Recensione "A casa del diavolo", Evgenij Zamjatin

02/02/2015 23:15  0 commenti  Alessandro

A casa del diavolo è un romanzo breve di Evgenij Zamjatin (Евгений Замятин), autore russo che ho conosciuto per caso grazie a Noi, romanzo distopico padre di 1984 e Il mondo nuovo.

La vicenda è ambientata in una guarnigione russa di stanza all’estremo confine orientale del paese, sulle rive dell’oceano Pacifico. Un posto lontano da tutto ma soprattutto dimenticato da tutti. A casa del diavolo, appunto, dove noia e malinconia sono la quotidianità.
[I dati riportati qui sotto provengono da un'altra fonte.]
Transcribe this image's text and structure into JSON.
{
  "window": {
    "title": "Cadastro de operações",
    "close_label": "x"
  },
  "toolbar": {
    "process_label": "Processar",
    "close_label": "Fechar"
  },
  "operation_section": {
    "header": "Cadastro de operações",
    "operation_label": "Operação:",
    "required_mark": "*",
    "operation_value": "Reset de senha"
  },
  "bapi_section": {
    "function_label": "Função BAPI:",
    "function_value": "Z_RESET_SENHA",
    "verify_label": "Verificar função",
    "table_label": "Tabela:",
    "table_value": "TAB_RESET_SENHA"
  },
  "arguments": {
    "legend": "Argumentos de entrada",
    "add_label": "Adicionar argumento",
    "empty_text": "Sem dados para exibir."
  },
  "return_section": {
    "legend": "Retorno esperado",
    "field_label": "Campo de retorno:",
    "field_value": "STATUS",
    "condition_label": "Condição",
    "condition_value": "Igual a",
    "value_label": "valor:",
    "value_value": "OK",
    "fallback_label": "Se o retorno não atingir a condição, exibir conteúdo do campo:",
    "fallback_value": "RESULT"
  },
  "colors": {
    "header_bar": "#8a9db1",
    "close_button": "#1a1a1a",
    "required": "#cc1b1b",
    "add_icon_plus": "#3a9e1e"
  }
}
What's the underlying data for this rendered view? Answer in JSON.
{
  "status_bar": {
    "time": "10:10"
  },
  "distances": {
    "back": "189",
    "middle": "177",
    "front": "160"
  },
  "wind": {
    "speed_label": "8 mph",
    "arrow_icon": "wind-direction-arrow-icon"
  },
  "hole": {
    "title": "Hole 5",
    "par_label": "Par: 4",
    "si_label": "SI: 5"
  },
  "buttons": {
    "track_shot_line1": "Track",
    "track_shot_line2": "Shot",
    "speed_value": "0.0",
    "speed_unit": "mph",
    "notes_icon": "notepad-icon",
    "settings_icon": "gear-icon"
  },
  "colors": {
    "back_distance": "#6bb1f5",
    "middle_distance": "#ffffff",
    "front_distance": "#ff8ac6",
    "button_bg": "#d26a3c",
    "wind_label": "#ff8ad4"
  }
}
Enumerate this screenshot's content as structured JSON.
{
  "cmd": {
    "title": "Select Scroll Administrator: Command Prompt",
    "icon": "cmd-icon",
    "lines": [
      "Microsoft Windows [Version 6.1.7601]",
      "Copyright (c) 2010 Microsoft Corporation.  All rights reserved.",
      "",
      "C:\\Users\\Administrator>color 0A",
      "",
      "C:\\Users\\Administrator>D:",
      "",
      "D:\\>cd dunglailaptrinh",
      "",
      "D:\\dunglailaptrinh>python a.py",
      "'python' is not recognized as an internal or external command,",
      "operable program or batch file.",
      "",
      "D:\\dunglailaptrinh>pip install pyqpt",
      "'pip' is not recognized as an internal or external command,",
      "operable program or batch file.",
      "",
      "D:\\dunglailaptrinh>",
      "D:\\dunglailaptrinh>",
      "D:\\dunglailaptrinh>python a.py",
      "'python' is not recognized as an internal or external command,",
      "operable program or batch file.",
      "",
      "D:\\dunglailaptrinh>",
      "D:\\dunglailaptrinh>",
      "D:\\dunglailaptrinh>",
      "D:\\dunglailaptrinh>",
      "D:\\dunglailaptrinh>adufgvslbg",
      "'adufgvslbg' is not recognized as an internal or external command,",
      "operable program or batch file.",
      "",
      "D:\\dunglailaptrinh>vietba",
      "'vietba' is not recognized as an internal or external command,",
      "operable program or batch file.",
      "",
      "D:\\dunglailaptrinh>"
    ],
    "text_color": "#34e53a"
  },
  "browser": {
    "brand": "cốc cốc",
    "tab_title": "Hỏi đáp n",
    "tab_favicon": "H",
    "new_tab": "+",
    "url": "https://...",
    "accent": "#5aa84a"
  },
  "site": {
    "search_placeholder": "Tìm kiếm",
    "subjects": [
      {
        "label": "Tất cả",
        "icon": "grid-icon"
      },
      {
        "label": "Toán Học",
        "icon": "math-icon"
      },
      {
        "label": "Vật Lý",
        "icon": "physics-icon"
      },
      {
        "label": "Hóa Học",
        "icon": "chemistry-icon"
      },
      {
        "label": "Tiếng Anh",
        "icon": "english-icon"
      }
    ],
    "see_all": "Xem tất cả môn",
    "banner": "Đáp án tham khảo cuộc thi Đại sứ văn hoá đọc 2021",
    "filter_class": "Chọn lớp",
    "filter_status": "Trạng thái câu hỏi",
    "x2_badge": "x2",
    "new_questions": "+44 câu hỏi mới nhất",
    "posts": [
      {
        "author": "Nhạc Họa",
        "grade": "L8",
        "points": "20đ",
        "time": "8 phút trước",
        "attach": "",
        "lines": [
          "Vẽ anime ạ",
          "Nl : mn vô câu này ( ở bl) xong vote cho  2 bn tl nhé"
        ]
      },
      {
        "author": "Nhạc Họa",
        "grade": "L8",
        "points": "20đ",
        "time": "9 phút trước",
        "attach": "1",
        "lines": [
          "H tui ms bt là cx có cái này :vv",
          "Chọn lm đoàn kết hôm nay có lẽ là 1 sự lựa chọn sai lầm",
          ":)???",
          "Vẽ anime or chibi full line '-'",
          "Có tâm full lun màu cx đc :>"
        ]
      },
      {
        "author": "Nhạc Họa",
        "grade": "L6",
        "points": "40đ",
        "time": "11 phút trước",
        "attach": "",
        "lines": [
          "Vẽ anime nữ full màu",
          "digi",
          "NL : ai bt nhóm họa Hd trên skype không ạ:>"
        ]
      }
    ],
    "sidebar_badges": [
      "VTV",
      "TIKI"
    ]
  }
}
Appena delineati sono i personaggi, quasi delle caricature di loro stessi. Di loro sappiamo molto poco: qualche dettaglio fisico, qualche vizio e poco altro (il generale e la cucina, la moglie del capitano e i suoi nove figli, ecc.) Complice il frequente saltare da una situazione all’altra aleggia una certa confusione e un po’ di straniamento nel lettore. Avete presente la sensazione che si prova quando si entra in un luogo molto caotico e, non sapendo bene dove andare, ci si lascia trascinare dal flusso della gente? Ecco, una cosa simile! Da questo punto di vista ho trovato il racconto molto appassionante.

È un racconto crudo. Noia e malinconia spingono i soldati a portare alla luce i loro peggiori istinti, alimentati dagli anni di isolamento: dal generale che usa il suo grado per costringere la moglie di un suo subalterno ad andare a letto con lui ai soldati che per divertimento uccidono i civili per la strada: ecco l’uomo che ritorna bestia (se mai dalle bestie si è distinto).

Il cerchio infinito di parole insensate, come la loro vita, li aveva stregati; alzata la testa, ulularono e ulularono. Si rattristarono, si ricordarono di qualcosa. Di cosa?

Noi siamo testimoni impotenti di questi orrori: vediamo tutto, ma cosa possiamo fare? In ogni caso, nessuno farebbe nulla: si tratta di comportamenti entrati ormai nella quotidianità del luogo e pertanto largamente accettati. L’unico che pare estraneo a tutto ciò è Andrej Ivanyč, l’ultimo arrivato a casa del diavolo. Ma ben presto anche lui si abbandonerà alla vita nella guarnigione…

“Così, così! ma che bravo il nostro Andrej Ivanyč!” si mise a gridare Nečesa con ammirazione. “Lo dicevo, caro mio, bevi, lo dicevo: È proprio uno di noi!”

È stata una piacevole scoperta, Zamjatin è decisamente un autore da approfondire. Non è facile da reperire in libreria ma se lo trovate non fatevelo sfuggire!